The team that attends the delivery and performs the initial newborn care and eventually neonatal resuscitation should introduce themselves to the mother and father – given that the resuscitation unit is prepared and there is enough time prior to delivery. The same applies to the non-emergent inter-hospital transport of neonates. If postnatal transport is warranted, parents should be informed about the main reason for the transport team's arrival (e.g., postnatal tachypnea). Later, the need for the newborn's transfer to a tertiary NICU should be explained and at the same time the parents should be reasonably reassured.

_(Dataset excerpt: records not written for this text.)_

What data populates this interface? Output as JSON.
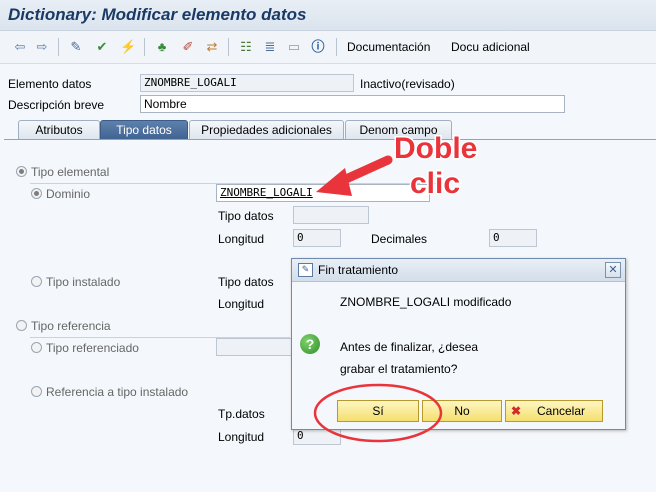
{
  "window": {
    "title": "Dictionary: Modificar elemento datos"
  },
  "toolbar": {
    "documentacion": "Documentación",
    "docu_adicional": "Docu adicional"
  },
  "header": {
    "elemento_datos_label": "Elemento datos",
    "elemento_datos_value": "ZNOMBRE_LOGALI",
    "status": "Inactivo(revisado)",
    "descripcion_label": "Descripción breve",
    "descripcion_value": "Nombre"
  },
  "tabs": [
    {
      "label": "Atributos"
    },
    {
      "label": "Tipo datos"
    },
    {
      "label": "Propiedades adicionales"
    },
    {
      "label": "Denom campo"
    }
  ],
  "form": {
    "tipo_elemental": "Tipo elemental",
    "dominio": "Dominio",
    "dominio_value": "ZNOMBRE_LOGALI",
    "tipo_datos": "Tipo datos",
    "longitud": "Longitud",
    "longitud_value": "0",
    "decimales": "Decimales",
    "decimales_value": "0",
    "tipo_instalado": "Tipo instalado",
    "tipo_datos_2": "Tipo datos",
    "longitud_2": "Longitud",
    "tipo_referencia": "Tipo referencia",
    "tipo_referenciado": "Tipo referenciado",
    "referencia_tipo_instalado": "Referencia a tipo instalado",
    "tp_datos": "Tp.datos",
    "longitud_3": "Longitud",
    "longitud_3_value": "0"
  },
  "annotation": {
    "line1": "Doble",
    "line2": "clic",
    "color": "#e8343a"
  },
  "dialog": {
    "title": "Fin tratamiento",
    "modified": "ZNOMBRE_LOGALI modificado",
    "question_line1": "Antes de finalizar, ¿desea",
    "question_line2": "grabar el tratamiento?",
    "btn_si": "Sí",
    "btn_no": "No",
    "btn_cancelar": "Cancelar"
  }
}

A well-adapted newborn infant should not be transferred, but dried and warmly wrapped up and placed on the mother's chest – if there is any doubt, early assessment by a pediatrician and strict observation, which may include pulse oximetry, are required.
If basic measures have to be performed on the resuscitation unit (suctioning, stimulation, oxygen supplementation; e.g., after C–section), the father may be brought to the baby when spontaneous breathing/crying is established, and the newborn appears to be adapting well and appears stable. Let the father know what you are doing and how his child's transition into the ex utero world is going (i.e., in most cases, give reassurance).
Conversations with the parents may be difficult and demanding when the condition of the baby is critical. The physician performing the resuscitation/intensive care should mention and emphasize the critical condition of the newborn with sensitivity, empathy, and honesty.